For Mr. Guazzelli, the market has become very sophisticated over the past 15 to 20 years, leading to a significant increase in special situations firms. “Some financial institutions that held assets started selling them to specialized funds.”
Houlihan Lokey, which opened an office in Brazil this year, is already working on major restructurings in the country. “We did not see a big wave of restructurings in Brazil during the Covid-19 and until the middle of last year, like the peak that occurred in the United States. With the ample supply of cheap capital, many companies postponed the problem, in several cases with leverage,” said Bruno Baratta, ex-Lazard and head of investment bank’s local office.
According to the executive, the rising interest rates and the tightening of the credit market, after the Americanas debacle, hit the liquidity of companies that are looking for solutions, such as the sale of assets and access to temporary capital. “Those who can, in many cases, are still postponing the problem in anticipation of a benign interest and growth scenario. If that scenario does not materialize in a relatively brief time, the problems may return,” he said.
Ivan Trucci, a partner at Starboard, said that corporate debt levels are very high, which may lengthen the restructuring queue. “The pandemic was a big ‘standstill’ for debt, and companies also took on more debt,” said the executive.
Starboard, in addition to acting as an adviser for companies in recovery, also has a special situation fund arm, which has also received demand from companies looking for a solution to their debt. “We don’t give short-term capital; we help with the solution. The increase in the cost of debt has created a lack of liquidity,” he said.
According to Roberto Zarour, a partner in the restructuring department of the Lefosse law firm, the demand for so-called “liability management” (risk management that avoids mismatch between assets and liabilities) has increased since the end of last year, with many companies concerned about the upcoming maturities.

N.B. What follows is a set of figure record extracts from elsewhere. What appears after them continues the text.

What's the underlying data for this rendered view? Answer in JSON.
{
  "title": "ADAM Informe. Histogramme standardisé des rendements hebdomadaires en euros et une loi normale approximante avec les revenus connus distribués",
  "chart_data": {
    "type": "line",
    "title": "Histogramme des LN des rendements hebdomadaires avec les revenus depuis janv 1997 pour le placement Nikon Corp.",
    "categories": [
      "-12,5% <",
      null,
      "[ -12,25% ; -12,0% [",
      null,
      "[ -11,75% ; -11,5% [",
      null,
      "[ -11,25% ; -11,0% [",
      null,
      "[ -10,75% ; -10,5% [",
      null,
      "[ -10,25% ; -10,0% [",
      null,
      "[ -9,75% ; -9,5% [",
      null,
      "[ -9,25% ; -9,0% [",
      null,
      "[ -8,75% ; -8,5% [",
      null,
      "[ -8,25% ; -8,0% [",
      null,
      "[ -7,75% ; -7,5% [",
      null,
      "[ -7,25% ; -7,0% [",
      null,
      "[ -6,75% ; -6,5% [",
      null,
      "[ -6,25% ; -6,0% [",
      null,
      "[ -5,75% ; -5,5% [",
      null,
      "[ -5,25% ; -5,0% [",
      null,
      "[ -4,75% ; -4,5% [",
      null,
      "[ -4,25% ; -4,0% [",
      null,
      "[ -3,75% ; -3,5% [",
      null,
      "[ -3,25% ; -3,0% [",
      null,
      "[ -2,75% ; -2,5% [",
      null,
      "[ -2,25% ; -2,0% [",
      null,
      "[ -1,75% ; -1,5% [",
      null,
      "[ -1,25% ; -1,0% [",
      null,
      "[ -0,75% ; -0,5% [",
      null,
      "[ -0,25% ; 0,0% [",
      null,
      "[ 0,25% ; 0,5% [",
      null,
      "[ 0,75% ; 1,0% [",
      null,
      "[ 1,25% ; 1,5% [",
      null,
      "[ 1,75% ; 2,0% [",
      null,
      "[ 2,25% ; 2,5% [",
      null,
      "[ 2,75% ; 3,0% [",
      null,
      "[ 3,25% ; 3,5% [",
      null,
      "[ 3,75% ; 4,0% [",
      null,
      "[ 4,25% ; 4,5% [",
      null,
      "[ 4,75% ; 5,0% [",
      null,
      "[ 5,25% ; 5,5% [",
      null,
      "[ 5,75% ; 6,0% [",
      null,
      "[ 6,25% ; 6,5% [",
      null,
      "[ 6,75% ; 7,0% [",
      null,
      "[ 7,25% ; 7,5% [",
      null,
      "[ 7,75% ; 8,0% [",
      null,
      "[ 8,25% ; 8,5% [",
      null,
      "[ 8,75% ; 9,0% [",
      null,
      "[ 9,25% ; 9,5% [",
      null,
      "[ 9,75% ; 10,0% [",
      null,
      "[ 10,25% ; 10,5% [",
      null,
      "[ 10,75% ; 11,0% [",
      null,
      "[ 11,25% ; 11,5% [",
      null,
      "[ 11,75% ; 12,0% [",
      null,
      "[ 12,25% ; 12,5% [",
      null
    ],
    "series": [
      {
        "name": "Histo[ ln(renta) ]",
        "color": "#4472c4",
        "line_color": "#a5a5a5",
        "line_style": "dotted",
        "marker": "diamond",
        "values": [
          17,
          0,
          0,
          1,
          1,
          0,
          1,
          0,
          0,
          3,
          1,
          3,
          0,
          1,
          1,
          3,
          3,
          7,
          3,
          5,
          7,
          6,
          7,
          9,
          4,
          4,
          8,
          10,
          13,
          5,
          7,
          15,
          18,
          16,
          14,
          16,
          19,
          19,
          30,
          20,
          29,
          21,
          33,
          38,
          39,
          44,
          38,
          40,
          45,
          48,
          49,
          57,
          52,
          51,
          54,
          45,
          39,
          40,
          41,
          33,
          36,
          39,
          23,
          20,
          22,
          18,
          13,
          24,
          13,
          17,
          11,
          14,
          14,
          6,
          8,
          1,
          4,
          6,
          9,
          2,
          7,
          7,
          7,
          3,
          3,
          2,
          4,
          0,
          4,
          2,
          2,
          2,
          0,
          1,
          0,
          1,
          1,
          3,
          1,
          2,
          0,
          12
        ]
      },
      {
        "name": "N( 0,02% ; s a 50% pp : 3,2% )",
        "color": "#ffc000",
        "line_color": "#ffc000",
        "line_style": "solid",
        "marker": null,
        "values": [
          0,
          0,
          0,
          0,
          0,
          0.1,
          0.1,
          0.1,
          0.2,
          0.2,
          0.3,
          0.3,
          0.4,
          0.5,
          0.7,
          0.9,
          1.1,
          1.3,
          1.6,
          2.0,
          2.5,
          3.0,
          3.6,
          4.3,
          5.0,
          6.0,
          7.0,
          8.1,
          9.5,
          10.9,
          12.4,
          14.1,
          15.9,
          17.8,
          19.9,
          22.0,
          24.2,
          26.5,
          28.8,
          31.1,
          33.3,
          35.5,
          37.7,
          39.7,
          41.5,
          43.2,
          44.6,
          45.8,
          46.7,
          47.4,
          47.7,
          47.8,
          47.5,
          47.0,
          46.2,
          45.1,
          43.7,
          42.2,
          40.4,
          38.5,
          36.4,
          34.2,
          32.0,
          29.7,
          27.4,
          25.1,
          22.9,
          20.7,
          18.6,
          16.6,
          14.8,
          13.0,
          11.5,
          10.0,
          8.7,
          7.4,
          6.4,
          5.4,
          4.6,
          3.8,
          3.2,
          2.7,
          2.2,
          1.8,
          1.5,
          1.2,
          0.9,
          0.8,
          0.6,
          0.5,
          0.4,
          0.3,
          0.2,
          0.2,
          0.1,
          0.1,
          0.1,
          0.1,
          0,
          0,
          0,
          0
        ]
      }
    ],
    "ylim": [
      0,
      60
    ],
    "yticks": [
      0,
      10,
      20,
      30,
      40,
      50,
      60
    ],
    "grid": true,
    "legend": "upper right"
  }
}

Some of these maturities have already been extended by creditors during the pandemic when lenders implemented a broad program of payment relief to mitigate the effects of the pandemic crisis. “Many companies are looking for capital and anchor investors,” he said.
The entry of anchor investors in financing has marked several operations throughout this year to adjust companies’ balance sheets. In addition to BRF’s secondary offering, which will be completed this week, health operators Dasa and Hapvida made multi-billion issues earlier this year. Both companies counted on capital injections from their founders, respectively the Bueno family and Pinheiro Koren. Another company with high debt that needed capital from its controlling shareholder was Tok&Stok.

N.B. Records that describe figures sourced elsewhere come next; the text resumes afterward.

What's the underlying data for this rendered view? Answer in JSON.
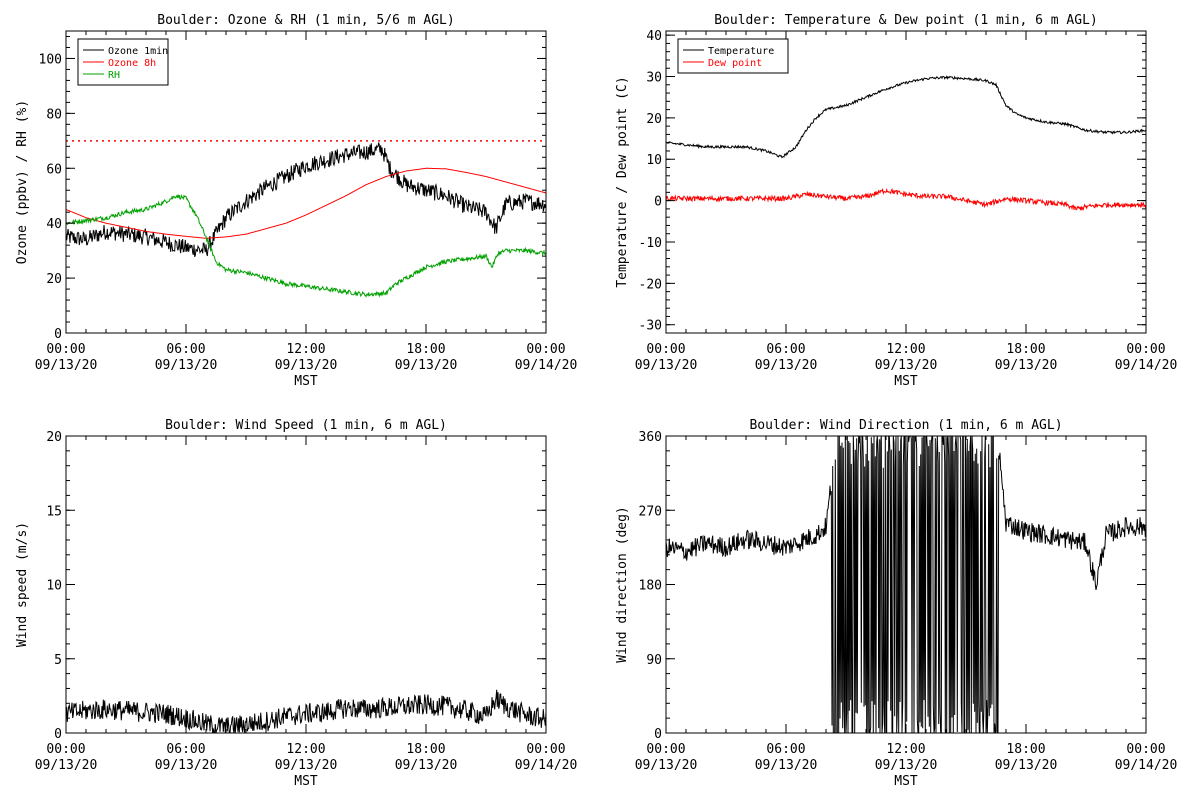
{
  "chart_data": [
    {
      "type": "line",
      "title": "Boulder: Ozone & RH (1 min, 5/6 m AGL)",
      "xlabel": "MST",
      "ylabel": "Ozone (ppbv) / RH (%)",
      "xlim": [
        0,
        24
      ],
      "ylim": [
        0,
        110
      ],
      "yticks": [
        0,
        20,
        40,
        60,
        80,
        100
      ],
      "xticks": [
        0,
        6,
        12,
        18,
        24
      ],
      "xtick_labels": [
        [
          "00:00",
          "09/13/20"
        ],
        [
          "06:00",
          "09/13/20"
        ],
        [
          "12:00",
          "09/13/20"
        ],
        [
          "18:00",
          "09/13/20"
        ],
        [
          "00:00",
          "09/14/20"
        ]
      ],
      "legend_position": "top-left",
      "reference_line": {
        "y": 70,
        "style": "dotted",
        "color": "#ff0000"
      },
      "series": [
        {
          "name": "Ozone 1min",
          "color": "#000000",
          "noise": 3,
          "x": [
            0,
            1,
            2,
            3,
            4,
            5,
            6,
            7,
            8,
            9,
            10,
            11,
            12,
            13,
            14,
            15,
            15.8,
            16.2,
            17,
            18,
            19,
            20,
            21,
            21.5,
            22,
            23,
            24
          ],
          "y": [
            35,
            34,
            37,
            36,
            35,
            33,
            31,
            30,
            42,
            48,
            53,
            57,
            61,
            63,
            65,
            66,
            67,
            60,
            54,
            52,
            50,
            46,
            44,
            38,
            47,
            48,
            47
          ]
        },
        {
          "name": "Ozone 8h",
          "color": "#ff0000",
          "noise": 0,
          "x": [
            0,
            1,
            2,
            3,
            4,
            5,
            6,
            7,
            8,
            9,
            10,
            11,
            12,
            13,
            14,
            15,
            16,
            17,
            18,
            19,
            20,
            21,
            22,
            23,
            24
          ],
          "y": [
            45,
            42,
            40,
            38.5,
            37,
            36,
            35.2,
            34.5,
            35,
            36,
            38,
            40,
            43,
            46.5,
            50,
            54,
            57,
            59,
            60,
            59.8,
            58.5,
            57,
            55,
            53,
            51
          ]
        },
        {
          "name": "RH",
          "color": "#00a000",
          "noise": 0.8,
          "x": [
            0,
            1,
            2,
            3,
            4,
            5,
            5.5,
            6,
            6.5,
            7,
            7.5,
            8,
            9,
            10,
            11,
            12,
            13,
            14,
            15,
            16,
            16.5,
            17,
            18,
            19,
            20,
            21,
            21.3,
            21.6,
            22,
            23,
            24
          ],
          "y": [
            40,
            41,
            42,
            44,
            45,
            48,
            50,
            49,
            43,
            35,
            26,
            23,
            22,
            20,
            18,
            17,
            16,
            15,
            14,
            14.5,
            18,
            20,
            24,
            26,
            27,
            28,
            24,
            29,
            30,
            30,
            29
          ]
        }
      ]
    },
    {
      "type": "line",
      "title": "Boulder: Temperature & Dew point (1 min, 6 m AGL)",
      "xlabel": "MST",
      "ylabel": "Temperature / Dew point (C)",
      "xlim": [
        0,
        24
      ],
      "ylim": [
        -32,
        41
      ],
      "yticks": [
        -30,
        -20,
        -10,
        0,
        10,
        20,
        30,
        40
      ],
      "xticks": [
        0,
        6,
        12,
        18,
        24
      ],
      "xtick_labels": [
        [
          "00:00",
          "09/13/20"
        ],
        [
          "06:00",
          "09/13/20"
        ],
        [
          "12:00",
          "09/13/20"
        ],
        [
          "18:00",
          "09/13/20"
        ],
        [
          "00:00",
          "09/14/20"
        ]
      ],
      "legend_position": "top-left",
      "series": [
        {
          "name": "Temperature",
          "color": "#000000",
          "noise": 0.3,
          "x": [
            0,
            1,
            2,
            3,
            4,
            5,
            5.8,
            6.5,
            7,
            7.5,
            8,
            9,
            10,
            11,
            12,
            13,
            14,
            15,
            16,
            16.5,
            17,
            17.5,
            18,
            19,
            20,
            21,
            22,
            23,
            24
          ],
          "y": [
            14,
            13.5,
            13,
            13,
            13,
            12,
            10.5,
            13,
            17,
            20,
            22,
            23,
            25,
            27,
            28.5,
            29.5,
            29.8,
            29.5,
            29,
            28,
            23,
            21,
            20,
            19,
            18.5,
            17,
            16.5,
            16.5,
            17
          ]
        },
        {
          "name": "Dew point",
          "color": "#ff0000",
          "noise": 0.6,
          "x": [
            0,
            2,
            4,
            5,
            6,
            7,
            8,
            9,
            10,
            11,
            12,
            13,
            14,
            15,
            16,
            17,
            18,
            19,
            20,
            20.5,
            21,
            22,
            23,
            24
          ],
          "y": [
            0.5,
            0.5,
            0.5,
            0.5,
            0.5,
            1.5,
            1,
            0.5,
            1,
            2.5,
            1.5,
            1,
            1,
            0,
            -1,
            0.5,
            0,
            -0.5,
            -1,
            -2,
            -1.5,
            -1,
            -1,
            -1
          ]
        }
      ]
    },
    {
      "type": "line",
      "title": "Boulder: Wind Speed (1 min, 6 m AGL)",
      "xlabel": "MST",
      "ylabel": "Wind speed (m/s)",
      "xlim": [
        0,
        24
      ],
      "ylim": [
        0,
        20
      ],
      "yticks": [
        0,
        5,
        10,
        15,
        20
      ],
      "xticks": [
        0,
        6,
        12,
        18,
        24
      ],
      "xtick_labels": [
        [
          "00:00",
          "09/13/20"
        ],
        [
          "06:00",
          "09/13/20"
        ],
        [
          "12:00",
          "09/13/20"
        ],
        [
          "18:00",
          "09/13/20"
        ],
        [
          "00:00",
          "09/14/20"
        ]
      ],
      "series": [
        {
          "name": "",
          "color": "#000000",
          "noise": 0.7,
          "x": [
            0,
            1,
            2,
            3,
            4,
            5,
            6,
            7,
            8,
            9,
            10,
            11,
            12,
            13,
            14,
            15,
            16,
            17,
            18,
            19,
            20,
            21,
            21.5,
            22,
            23,
            24
          ],
          "y": [
            1.3,
            1.5,
            1.6,
            1.5,
            1.4,
            1.3,
            1.0,
            0.6,
            0.4,
            0.6,
            0.8,
            1.1,
            1.3,
            1.4,
            1.7,
            1.6,
            1.7,
            1.8,
            1.9,
            1.8,
            1.5,
            1.1,
            2.3,
            1.8,
            1.2,
            0.9
          ]
        }
      ]
    },
    {
      "type": "line",
      "title": "Boulder: Wind Direction (1 min, 6 m AGL)",
      "xlabel": "MST",
      "ylabel": "Wind direction (deg)",
      "xlim": [
        0,
        24
      ],
      "ylim": [
        0,
        360
      ],
      "yticks": [
        0,
        90,
        180,
        270,
        360
      ],
      "xticks": [
        0,
        6,
        12,
        18,
        24
      ],
      "xtick_labels": [
        [
          "00:00",
          "09/13/20"
        ],
        [
          "06:00",
          "09/13/20"
        ],
        [
          "12:00",
          "09/13/20"
        ],
        [
          "18:00",
          "09/13/20"
        ],
        [
          "00:00",
          "09/14/20"
        ]
      ],
      "series": [
        {
          "name": "",
          "color": "#000000",
          "noise": 12,
          "x": [
            0,
            1,
            2,
            3,
            4,
            5,
            6,
            7,
            7.5,
            8,
            8.25,
            16.7,
            17,
            18,
            19,
            20,
            21,
            21.5,
            22,
            23,
            24
          ],
          "y": [
            225,
            220,
            230,
            225,
            235,
            230,
            225,
            235,
            240,
            250,
            300,
            330,
            255,
            245,
            240,
            235,
            230,
            180,
            240,
            250,
            250
          ],
          "oscillation": {
            "from": 8.3,
            "to": 16.6,
            "low": 0,
            "high": 360
          }
        }
      ]
    }
  ]
}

The retail sector has been one of the hardest hit. However, Mr. Guazzelli of Moelis said that this segment is undergoing a process of secular change, with e-commerce, digitization, and changes in consumer habits. “I don’t see a new, strong wave of court-supervised reorganization. With the positive signs for the economy, with the expectation of falling interest rates, I don’t see this stress repeating itself in the short term. In addition, foreign investors are more optimistic about Brazil than local investors. Even in the United States, the economy has been resilient despite the restrictive monetary policy to fight inflation, and the probability of a hard landing is low.”
Light informed that everything will be dealt with within the court-supervised restructuring and the proposals will come in the plan, which must be released by Saturday. Via made a debenture issue this year, maturing in 2025. InterCement and Oi declined to comment. Camil and Cogna did not reply to requests for comment.